Hb and Mb are respiratory proteins involved in transport or storage of O₂. Although the O₂-affinity values of recombinant GbX are within the range observed in typical tissue globins, the membrane-association of GbX renders a true respiratory function highly unlikely. Bacterial membrane-hemoglobins are either associated with the cell membrane or are located in the periplasmic space. It has been suggested that these globins may enhance the flux of O₂ to a terminal oxidase of the respiratory chain, especially under hypoxic conditions, or that they may protect the terminal oxidase from reactive oxygen or nitrogen species (ROS/RNS) [19], [34], [35]. Because there is no respiratory chain in the cell membrane of eukaryotes, any such role of GbX can be excluded. In addition, it has been proposed that some bacterial membrane-globins may preserve the integrity of membrane lipids by reducing peroxides that had been formed in response to ROS stress [34]. Such a function is in fact conceivable for GbX. This may further explain the association of GbX with the sensory nerve system, which is known to have high metabolic rates and thus high ROS production. As Cys residues are a target for in vivo H₂O₂, this feature may link Cys redox state of GbX with yet unidentified heme reactivity in vivo.

Alternatively, GbX may be involved in some type of signal transduction process, either directly as an O₂ sensor or as a binding partner in signal cascades. This hypothesis is in line with the acylation and membrane-association of GbX. Several proteins involved in signal transduction are dually acylated [36], such as non-receptor tyrosine kinases [37], the Gαi family [38] and Ca²⁺-dependent protein kinases [39]. GbX may act as O₂-sensing protein, provided that a reducing system exists to maintain the protein in the ferrous form.

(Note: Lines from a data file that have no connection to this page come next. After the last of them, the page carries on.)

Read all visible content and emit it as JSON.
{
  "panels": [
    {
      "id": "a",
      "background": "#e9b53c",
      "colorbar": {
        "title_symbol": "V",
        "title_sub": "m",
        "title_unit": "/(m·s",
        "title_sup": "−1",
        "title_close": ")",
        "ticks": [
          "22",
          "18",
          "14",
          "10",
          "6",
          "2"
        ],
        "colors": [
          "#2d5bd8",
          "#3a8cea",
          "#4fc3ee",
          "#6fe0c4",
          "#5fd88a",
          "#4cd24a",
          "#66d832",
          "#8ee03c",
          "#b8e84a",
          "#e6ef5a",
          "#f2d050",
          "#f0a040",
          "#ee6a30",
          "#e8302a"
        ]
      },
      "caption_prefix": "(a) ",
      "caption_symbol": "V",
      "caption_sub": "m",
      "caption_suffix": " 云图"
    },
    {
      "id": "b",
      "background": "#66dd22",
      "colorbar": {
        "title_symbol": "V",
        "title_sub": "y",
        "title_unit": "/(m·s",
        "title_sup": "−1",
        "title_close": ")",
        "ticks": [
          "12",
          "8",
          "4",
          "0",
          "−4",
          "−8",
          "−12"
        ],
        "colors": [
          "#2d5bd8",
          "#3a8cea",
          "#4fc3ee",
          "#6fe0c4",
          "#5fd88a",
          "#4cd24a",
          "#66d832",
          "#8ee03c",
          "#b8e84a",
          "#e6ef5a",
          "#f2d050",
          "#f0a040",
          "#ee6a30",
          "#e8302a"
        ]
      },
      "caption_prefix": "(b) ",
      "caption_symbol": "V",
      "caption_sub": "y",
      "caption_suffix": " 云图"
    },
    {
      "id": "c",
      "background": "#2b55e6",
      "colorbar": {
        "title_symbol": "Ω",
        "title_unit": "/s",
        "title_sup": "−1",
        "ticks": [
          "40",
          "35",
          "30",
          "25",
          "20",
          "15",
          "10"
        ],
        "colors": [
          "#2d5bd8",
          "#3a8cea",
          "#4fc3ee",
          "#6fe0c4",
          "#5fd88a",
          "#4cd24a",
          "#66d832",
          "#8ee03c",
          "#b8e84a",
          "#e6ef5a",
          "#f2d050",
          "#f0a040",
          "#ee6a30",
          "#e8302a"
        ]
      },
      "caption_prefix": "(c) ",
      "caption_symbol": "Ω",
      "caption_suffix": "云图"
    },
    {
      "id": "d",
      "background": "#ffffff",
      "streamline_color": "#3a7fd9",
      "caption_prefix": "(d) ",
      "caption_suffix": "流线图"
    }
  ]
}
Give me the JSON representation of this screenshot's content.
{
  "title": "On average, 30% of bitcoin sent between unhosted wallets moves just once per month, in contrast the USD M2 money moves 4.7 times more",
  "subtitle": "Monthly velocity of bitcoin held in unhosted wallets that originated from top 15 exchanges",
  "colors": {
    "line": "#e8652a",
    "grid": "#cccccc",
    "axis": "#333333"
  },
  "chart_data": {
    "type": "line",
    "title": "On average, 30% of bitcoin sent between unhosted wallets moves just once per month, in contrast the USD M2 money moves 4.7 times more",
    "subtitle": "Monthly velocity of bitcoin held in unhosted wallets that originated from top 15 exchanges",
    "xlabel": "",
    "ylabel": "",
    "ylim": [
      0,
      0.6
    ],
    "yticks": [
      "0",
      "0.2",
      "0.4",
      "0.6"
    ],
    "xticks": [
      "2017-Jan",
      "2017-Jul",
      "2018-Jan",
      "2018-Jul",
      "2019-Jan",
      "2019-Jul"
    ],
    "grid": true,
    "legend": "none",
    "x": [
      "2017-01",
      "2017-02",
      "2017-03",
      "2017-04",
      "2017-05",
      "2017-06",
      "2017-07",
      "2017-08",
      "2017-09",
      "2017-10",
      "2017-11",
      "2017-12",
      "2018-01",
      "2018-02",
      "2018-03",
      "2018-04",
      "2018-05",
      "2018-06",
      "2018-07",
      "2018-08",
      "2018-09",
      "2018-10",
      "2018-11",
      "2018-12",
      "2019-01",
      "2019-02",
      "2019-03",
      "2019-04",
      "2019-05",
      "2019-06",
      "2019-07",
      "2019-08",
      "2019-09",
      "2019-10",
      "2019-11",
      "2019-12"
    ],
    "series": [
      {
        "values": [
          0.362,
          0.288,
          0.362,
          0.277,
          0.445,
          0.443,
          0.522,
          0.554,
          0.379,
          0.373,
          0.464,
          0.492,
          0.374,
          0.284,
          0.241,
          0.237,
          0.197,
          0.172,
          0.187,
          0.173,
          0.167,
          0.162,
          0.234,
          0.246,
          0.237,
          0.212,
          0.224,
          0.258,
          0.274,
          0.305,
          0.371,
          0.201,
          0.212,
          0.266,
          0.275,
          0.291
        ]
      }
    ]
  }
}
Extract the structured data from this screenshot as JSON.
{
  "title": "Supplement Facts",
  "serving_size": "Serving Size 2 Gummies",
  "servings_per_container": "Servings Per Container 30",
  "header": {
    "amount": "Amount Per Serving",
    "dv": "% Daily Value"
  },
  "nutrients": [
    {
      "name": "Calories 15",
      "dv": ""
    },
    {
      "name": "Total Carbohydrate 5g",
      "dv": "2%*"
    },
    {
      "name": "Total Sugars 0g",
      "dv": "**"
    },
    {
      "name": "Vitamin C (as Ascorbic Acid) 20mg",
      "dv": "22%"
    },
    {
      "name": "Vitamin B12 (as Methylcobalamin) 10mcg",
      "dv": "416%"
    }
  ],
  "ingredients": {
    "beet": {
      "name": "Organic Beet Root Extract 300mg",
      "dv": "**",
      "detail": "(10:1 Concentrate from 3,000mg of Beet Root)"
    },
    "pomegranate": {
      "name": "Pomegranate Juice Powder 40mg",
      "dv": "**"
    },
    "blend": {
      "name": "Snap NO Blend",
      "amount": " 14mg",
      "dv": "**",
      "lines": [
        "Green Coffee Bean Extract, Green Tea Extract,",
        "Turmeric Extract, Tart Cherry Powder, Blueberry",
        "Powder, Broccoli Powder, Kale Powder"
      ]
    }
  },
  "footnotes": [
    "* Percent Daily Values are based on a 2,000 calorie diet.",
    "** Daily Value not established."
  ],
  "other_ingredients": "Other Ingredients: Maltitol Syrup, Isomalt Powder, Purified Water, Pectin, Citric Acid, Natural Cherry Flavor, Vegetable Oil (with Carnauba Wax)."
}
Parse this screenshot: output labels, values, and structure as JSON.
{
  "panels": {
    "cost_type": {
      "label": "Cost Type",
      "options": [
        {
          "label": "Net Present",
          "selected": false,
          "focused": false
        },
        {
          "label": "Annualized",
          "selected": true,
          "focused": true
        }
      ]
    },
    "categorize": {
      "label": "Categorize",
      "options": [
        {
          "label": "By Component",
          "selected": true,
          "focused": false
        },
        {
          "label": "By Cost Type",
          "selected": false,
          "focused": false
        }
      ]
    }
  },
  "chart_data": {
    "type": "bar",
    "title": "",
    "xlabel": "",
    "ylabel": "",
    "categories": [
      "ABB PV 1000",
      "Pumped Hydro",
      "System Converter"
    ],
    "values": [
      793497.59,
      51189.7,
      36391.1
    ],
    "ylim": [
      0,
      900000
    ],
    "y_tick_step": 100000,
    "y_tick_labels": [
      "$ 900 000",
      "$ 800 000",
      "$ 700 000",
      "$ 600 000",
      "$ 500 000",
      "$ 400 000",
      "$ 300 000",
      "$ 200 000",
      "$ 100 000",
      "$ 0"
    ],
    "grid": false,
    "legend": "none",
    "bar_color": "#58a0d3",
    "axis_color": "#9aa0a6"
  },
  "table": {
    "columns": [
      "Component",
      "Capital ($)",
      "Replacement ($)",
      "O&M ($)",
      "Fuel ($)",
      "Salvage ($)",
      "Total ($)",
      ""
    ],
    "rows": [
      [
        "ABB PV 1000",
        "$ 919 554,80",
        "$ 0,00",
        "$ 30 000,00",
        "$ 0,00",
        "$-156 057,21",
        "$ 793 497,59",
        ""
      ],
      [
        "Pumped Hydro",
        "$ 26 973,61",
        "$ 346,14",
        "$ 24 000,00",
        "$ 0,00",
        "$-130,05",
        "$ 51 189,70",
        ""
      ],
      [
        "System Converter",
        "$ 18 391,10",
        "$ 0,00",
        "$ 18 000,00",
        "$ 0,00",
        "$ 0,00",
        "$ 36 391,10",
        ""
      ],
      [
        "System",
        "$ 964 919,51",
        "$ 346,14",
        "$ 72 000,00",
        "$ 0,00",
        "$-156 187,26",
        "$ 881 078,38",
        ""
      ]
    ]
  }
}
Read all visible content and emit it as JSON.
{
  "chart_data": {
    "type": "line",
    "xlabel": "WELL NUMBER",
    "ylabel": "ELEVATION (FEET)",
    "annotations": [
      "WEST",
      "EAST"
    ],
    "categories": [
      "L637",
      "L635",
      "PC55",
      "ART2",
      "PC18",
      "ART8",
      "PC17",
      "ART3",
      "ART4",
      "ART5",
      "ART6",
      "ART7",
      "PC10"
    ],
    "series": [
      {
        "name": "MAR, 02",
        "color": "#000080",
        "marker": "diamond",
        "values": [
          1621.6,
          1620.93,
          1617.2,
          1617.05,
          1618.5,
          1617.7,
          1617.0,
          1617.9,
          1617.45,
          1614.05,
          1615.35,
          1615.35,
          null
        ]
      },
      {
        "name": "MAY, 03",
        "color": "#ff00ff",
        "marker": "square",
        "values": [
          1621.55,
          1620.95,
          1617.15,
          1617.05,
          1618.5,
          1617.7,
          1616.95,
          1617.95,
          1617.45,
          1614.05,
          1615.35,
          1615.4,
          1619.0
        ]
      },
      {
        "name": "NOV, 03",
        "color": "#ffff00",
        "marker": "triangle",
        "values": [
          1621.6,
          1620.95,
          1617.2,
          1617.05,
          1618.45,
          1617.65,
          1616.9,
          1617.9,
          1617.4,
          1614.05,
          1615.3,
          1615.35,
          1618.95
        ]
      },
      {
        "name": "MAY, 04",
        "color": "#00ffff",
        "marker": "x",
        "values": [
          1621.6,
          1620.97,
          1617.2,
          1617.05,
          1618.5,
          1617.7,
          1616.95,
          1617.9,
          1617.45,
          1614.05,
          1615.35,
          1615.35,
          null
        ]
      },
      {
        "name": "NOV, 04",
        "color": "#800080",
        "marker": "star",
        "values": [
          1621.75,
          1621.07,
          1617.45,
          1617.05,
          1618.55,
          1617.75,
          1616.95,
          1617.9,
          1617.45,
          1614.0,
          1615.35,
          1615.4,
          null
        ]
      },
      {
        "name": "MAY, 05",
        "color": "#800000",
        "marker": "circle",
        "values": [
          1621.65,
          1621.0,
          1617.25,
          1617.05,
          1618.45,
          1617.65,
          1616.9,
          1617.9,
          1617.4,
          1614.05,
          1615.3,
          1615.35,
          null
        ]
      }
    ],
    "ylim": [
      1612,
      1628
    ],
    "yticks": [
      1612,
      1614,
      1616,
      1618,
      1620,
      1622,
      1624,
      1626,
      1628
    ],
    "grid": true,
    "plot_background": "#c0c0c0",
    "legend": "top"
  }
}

Although several heme-containing proteins either of mitochondrial (e.g. cytochrome oxidase) or non-mitochondrial origin have been described as putative O₂ sensors (e.g. nitric oxide synthase, NADPH oxidase, oxygen sensitive K⁺ channels), in most cases the signal transduction mechanism is unknown [40], [41]. In some prokaryotes, O₂ is detected by globin-coupled sensors which consist of a regulatory globin-like heme-binding domain and a linked transducer domain [42], [43]. Recently, is has been proposed that vertebrate Cygb oxidizes lipids, thereby generating signaling lipids under oxidative conditions [44]. In analogy, a signaling function is also conceivable for GbX.

Although additional studies clearly are required to elucidate the true physiological role of GbX, the identification of this acylated, membrane-bound globin adds a new and unexpected complexity to the family of vertebrate globins. The fact that GbX has been lost in “higher vertebrates” (i.e. Amniota) must be taken into account when explaining its function.